I will be vague on the details of the next story from my life and outcome-based faith.
About a year after Sharon’s death, I thought I heard God promising me a provision for a particular need and longing. This was a specific outcome, and I was surprised to have the thought so strongly. I wondered if God wanted to give me an encounter with His provision that would balance out my experience with Sharon’s death….. that this was something that I could trust Him for, a promise where I should practice outcome-based faith and experience Him providing. This idea took on more weight when I was talking to a friend a few days later and he shared that he had recently had a dream about me that was the exact fulfillment of the outcome that I thought I heard from God (which I had not shared with anyone)!
It was not my nature to put a lot of trust in a future outcome promised by God. But it was exciting to anticipate having a story of God making a longing come true in a dramatic way, a testimony about God showing up and meeting a need.
For a while, my life progressed with encouraging signs that the promised outcome was being fulfilled. But then things started to look like it might not happen. Some significant barriers to its fulfillment emerged. I thought, “Here is where I am supposed to practice outcome-based faith, to walk by faith and not by sight. Sure there are some barriers, but God can overcome them and I am supposed to believe that He will. This is not going to be like Sharon’s cancer where God did not intervene.” I even thought that my (unusual for me) trust in the specific outcome was a part of overcoming those barriers.
But the outcome did not happen, and I suffered more disappointment because of my practice of outcome-based faith. Worse, I felt like others were hurt because of my determination to walk by faith and not by sight for the outcome. If I had not adopted that approach, I would not have pursued the outcome as long in the face of the barriers and I would have spared myself and others some heartache. And part of that heartache for me was that the experience that I thought would be healing ended up having the opposite effect. It opened up wounds from Sharon’s cancer about feeling like I could not look to God to intervene and change the trajectory of how things would turn out.

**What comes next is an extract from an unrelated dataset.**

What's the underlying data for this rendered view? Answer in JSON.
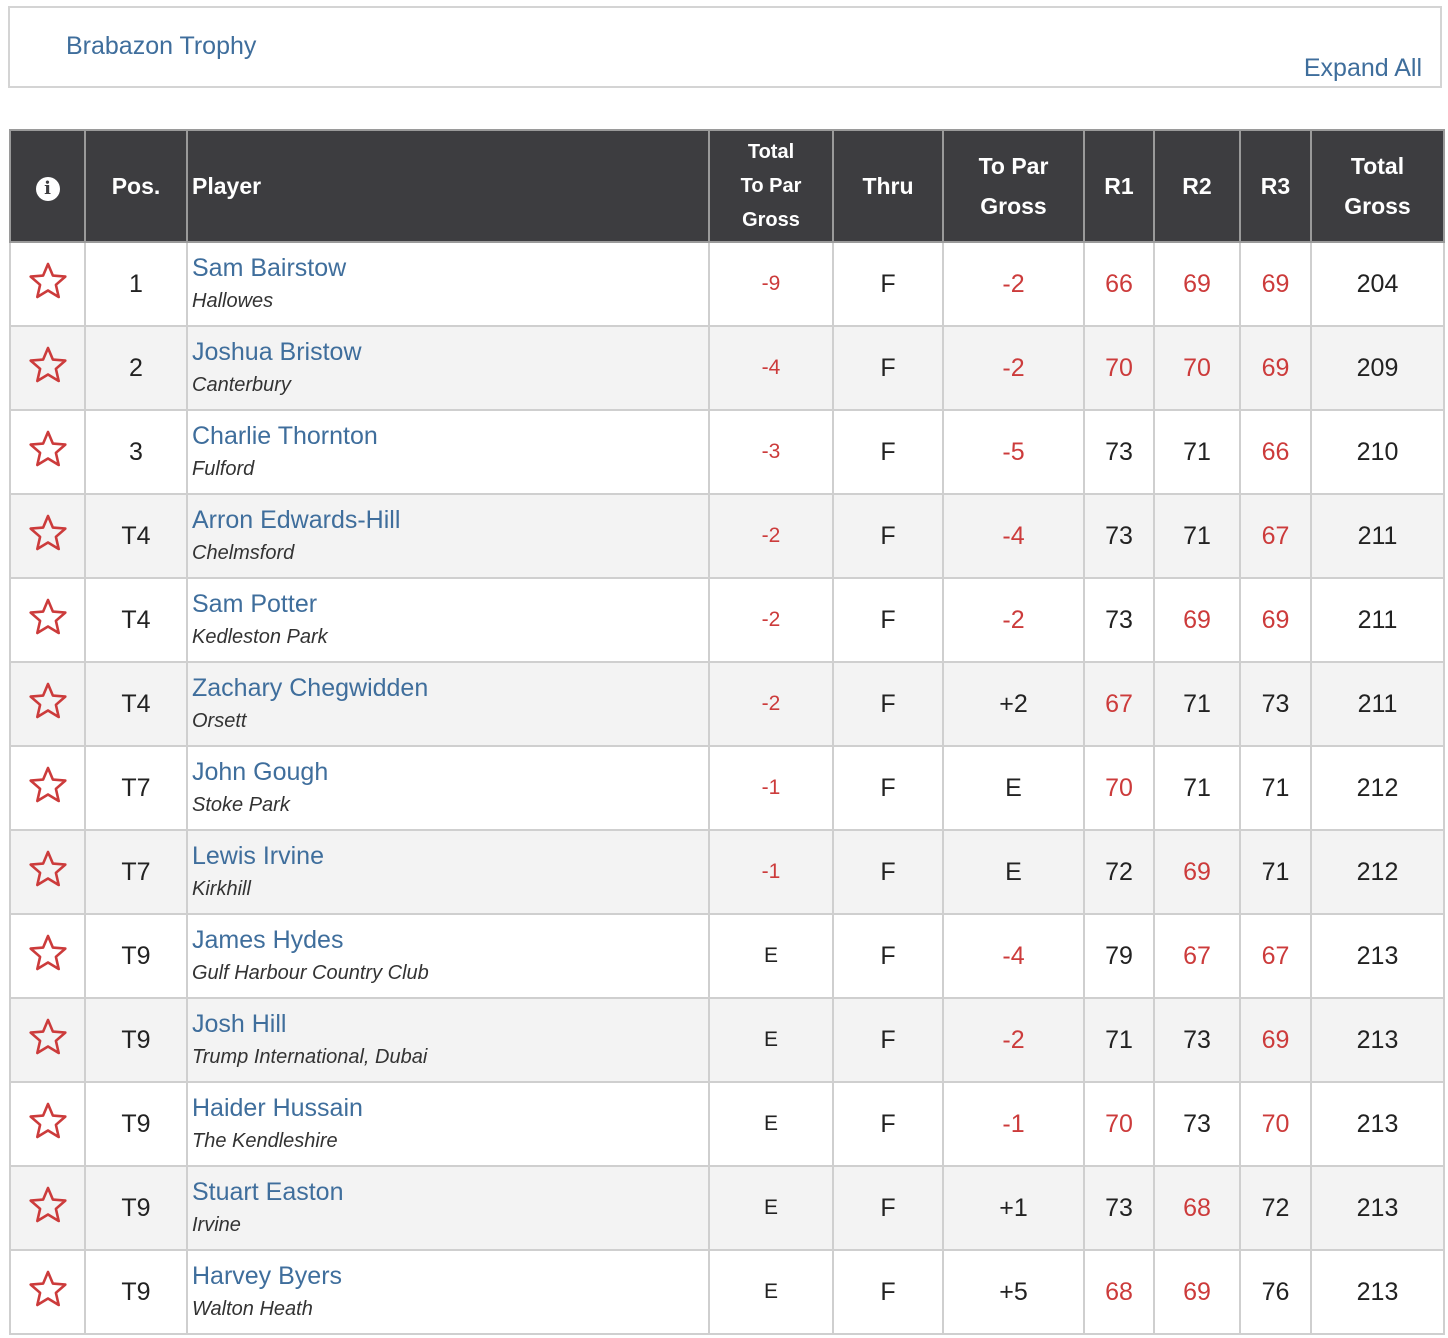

So the story that I thought was going to balance my aversion to outcome-based faith from Sharon’s death ended up reinforcing the idea that outcome-based faith is a bad idea. All this explains why I balk when I hear teaching that encourages Christians to have faith for certain outcomes in their work and businesses. This feels like very shaky ground to me. I know that there are testimonies of this type of faith working out, and those stories are told with the teaching. But there are also stories like mine where an outcome-based faith can be damaging, bringing not only deep disappointment and disillusionment but harm. Imagine business plans based on a promised outcome that does not happen. This could lead to business loss resulting in layoffs or even bankruptcy.